OIF technical committee chair Joseph Berthold, also a vice president at Ciena Corp., laid out some of the forum's plans in a discussion with EE Times at the Supercomm trade show last week.

The UNI allows routers to request connections and bandwidth from the optical network core, helping to automate the process of creating or removing connections. Because the UNI doesn't let the router know what's inside the network "cloud," many feel it makes a good complement to the emerging standard for Generalized Multiprotocol Label Switching, which lets routers contact specific switches inside the network core.

"A lot of carriers like this UNI model. They like not having to share everything," Berthold said. "What they're using it for is to drive interoperability between vendors and to allow them to simplify provisioning."

Perched amid other Supercomm exhibits on the playing field of the massive Georgia Dome, the forum's interoperability demonstration included 25 mini-booths of equipment cabled together, with a master scoreboard to indicate when vendors were requesting and creating links to one another's equipment. The participants — including a range of router, switch and transport vendors -- had completed a successful series of interoperability tests run at the University of New Hampshire in May.

Having completing a "straw" ballot at the end of 2000, the UNI specification is being reworked to accommodate some changes requested by carriers. The new version is expected to be released to a vote later this month, with voting to take place at the OIF's July 31 meeting in Vancouver. Should that version prove satisfactory or require only minor changes, the UNI will be brought to a principal member ballot, where it requires a 75 percent vote for final approval.

The OIF architecture group, which had been responsible for crafting the UNI, hasn't chosen its next project but is considering options inside the network "cloud," Berthold said. One possibility is to develop an interface allowing switches and wave-division-multiplexing equipment to swap information for management functions such as performance monitoring. The group also might study interdomain connections that would let one cloud talk to another, he said.

Berthold also said the architecture group might consider changes to the UNI to accommodate all-optical networking. All-optical switches aren't able to extract data from the light streams that pass through, presenting some challenges in terms of network management.

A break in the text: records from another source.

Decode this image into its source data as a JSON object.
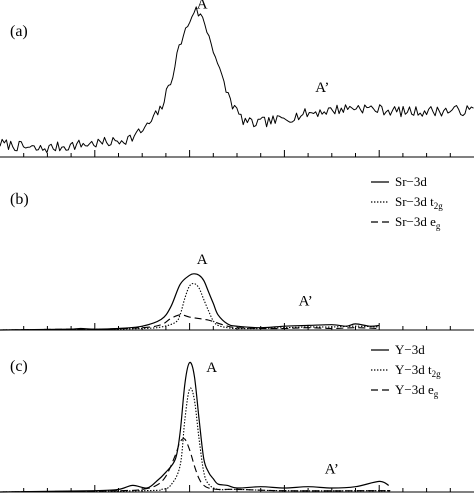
{
  "chart_data": [
    {
      "type": "line",
      "panel_label": "(a)",
      "title": "",
      "xlabel": "",
      "ylabel": "",
      "x_ticks": 20,
      "x_range": [
        0,
        100
      ],
      "y_range": [
        0,
        1
      ],
      "annotations": [
        {
          "text": "A",
          "x": 41.5,
          "y": 0.985
        },
        {
          "text": "A’",
          "x": 66.5,
          "y": 0.43
        }
      ],
      "series": [
        {
          "style": "solid",
          "noise": 0.035,
          "seed": 7,
          "x": [
            0,
            8,
            16,
            24,
            28,
            31,
            34,
            36,
            38,
            40,
            41,
            42,
            43,
            45,
            47,
            49,
            51,
            53,
            58,
            65,
            75,
            85,
            100
          ],
          "y": [
            0.09,
            0.05,
            0.08,
            0.1,
            0.13,
            0.2,
            0.32,
            0.5,
            0.75,
            0.9,
            0.98,
            0.95,
            0.9,
            0.72,
            0.5,
            0.35,
            0.25,
            0.22,
            0.24,
            0.29,
            0.33,
            0.3,
            0.31
          ]
        }
      ]
    },
    {
      "type": "line",
      "panel_label": "(b)",
      "title": "",
      "xlabel": "",
      "ylabel": "",
      "x_ticks": 20,
      "x_range": [
        0,
        100
      ],
      "y_range": [
        0,
        1
      ],
      "legend_position": "top-right",
      "legend": [
        {
          "style": "solid",
          "text": "Sr−3d",
          "sub": ""
        },
        {
          "style": "dotted",
          "text": "Sr−3d t",
          "sub": "2g"
        },
        {
          "style": "dashed",
          "text": "Sr−3d e",
          "sub": "g"
        }
      ],
      "annotations": [
        {
          "text": "A",
          "x": 41.5,
          "y": 0.87
        },
        {
          "text": "A’",
          "x": 63,
          "y": 0.32
        }
      ],
      "series": [
        {
          "style": "solid",
          "x": [
            0,
            14,
            17,
            20,
            25,
            30,
            34,
            36,
            38,
            40,
            41,
            42,
            43,
            44,
            45,
            46,
            48,
            50,
            55,
            60,
            65,
            70,
            73,
            75,
            78,
            80
          ],
          "y": [
            0,
            0.01,
            0.02,
            0.01,
            0.02,
            0.05,
            0.14,
            0.3,
            0.6,
            0.72,
            0.74,
            0.72,
            0.65,
            0.5,
            0.35,
            0.2,
            0.08,
            0.05,
            0.03,
            0.05,
            0.06,
            0.07,
            0.05,
            0.08,
            0.05,
            0.06
          ]
        },
        {
          "style": "dotted",
          "x": [
            0,
            20,
            30,
            34,
            37,
            38,
            39,
            40,
            41,
            42,
            43,
            44,
            45,
            46,
            48,
            50,
            55,
            60,
            65,
            70,
            75,
            80
          ],
          "y": [
            0,
            0.01,
            0.02,
            0.04,
            0.1,
            0.2,
            0.42,
            0.58,
            0.61,
            0.55,
            0.4,
            0.25,
            0.12,
            0.06,
            0.03,
            0.02,
            0.02,
            0.03,
            0.04,
            0.04,
            0.05,
            0.04
          ]
        },
        {
          "style": "dashed",
          "x": [
            0,
            14,
            20,
            30,
            34,
            36,
            38,
            40,
            42,
            44,
            46,
            48,
            50,
            55,
            60,
            65,
            70,
            75,
            80
          ],
          "y": [
            0,
            0.01,
            0.01,
            0.03,
            0.07,
            0.15,
            0.2,
            0.17,
            0.15,
            0.13,
            0.09,
            0.05,
            0.03,
            0.02,
            0.02,
            0.03,
            0.02,
            0.03,
            0.02
          ]
        }
      ]
    },
    {
      "type": "line",
      "panel_label": "(c)",
      "title": "",
      "xlabel": "",
      "ylabel": "",
      "x_ticks": 20,
      "x_range": [
        0,
        100
      ],
      "y_range": [
        0,
        1
      ],
      "legend_position": "top-right",
      "legend": [
        {
          "style": "solid",
          "text": "Y−3d",
          "sub": ""
        },
        {
          "style": "dotted",
          "text": "Y−3d t",
          "sub": "2g"
        },
        {
          "style": "dashed",
          "text": "Y−3d e",
          "sub": "g"
        }
      ],
      "annotations": [
        {
          "text": "A",
          "x": 43.5,
          "y": 0.91
        },
        {
          "text": "A’",
          "x": 68.5,
          "y": 0.14
        }
      ],
      "series": [
        {
          "style": "solid",
          "x": [
            0,
            20,
            25,
            28,
            31,
            33,
            35,
            37,
            38,
            39,
            40,
            41,
            42,
            43,
            44,
            45,
            46,
            48,
            50,
            55,
            60,
            65,
            70,
            75,
            80,
            82
          ],
          "y": [
            0,
            0.01,
            0.02,
            0.05,
            0.03,
            0.08,
            0.15,
            0.25,
            0.45,
            0.82,
            0.98,
            0.88,
            0.55,
            0.25,
            0.15,
            0.1,
            0.06,
            0.05,
            0.03,
            0.04,
            0.03,
            0.04,
            0.03,
            0.04,
            0.08,
            0.05
          ]
        },
        {
          "style": "dotted",
          "x": [
            0,
            30,
            34,
            36,
            38,
            39,
            40,
            41,
            42,
            43,
            44,
            46,
            50,
            60,
            80,
            82
          ],
          "y": [
            0,
            0.01,
            0.02,
            0.05,
            0.2,
            0.55,
            0.78,
            0.7,
            0.4,
            0.15,
            0.06,
            0.02,
            0.02,
            0.01,
            0.01,
            0.01
          ]
        },
        {
          "style": "dashed",
          "x": [
            0,
            25,
            30,
            33,
            35,
            37,
            38,
            39,
            40,
            41,
            42,
            43,
            44,
            46,
            50,
            60,
            80,
            82
          ],
          "y": [
            0,
            0.01,
            0.02,
            0.05,
            0.12,
            0.28,
            0.38,
            0.4,
            0.32,
            0.2,
            0.1,
            0.05,
            0.03,
            0.02,
            0.02,
            0.01,
            0.01,
            0.01
          ]
        }
      ]
    }
  ]
}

Meanwhile, the OIF's physical-layer group is "attacking the whole 40-Gbit per second problem," Berthold said. The group is developing 40-Gbit/second versions of standard optical-networking interfaces such as the system physical interface (SPI) and the serdes-to-framer interface (SFI). In addition, the group is in "the early stage of defining" a 40-Gbit/s version of the very short reach (VSR) interface that connects boxes within a central office, Berthold said.

The physical-layer group also is beginning an effort to define standards for the size and pinouts of tunable lasers. With no standards in place, tunable-laser vendors have to keep altering their ware to accommodate different module markers, Berthold said.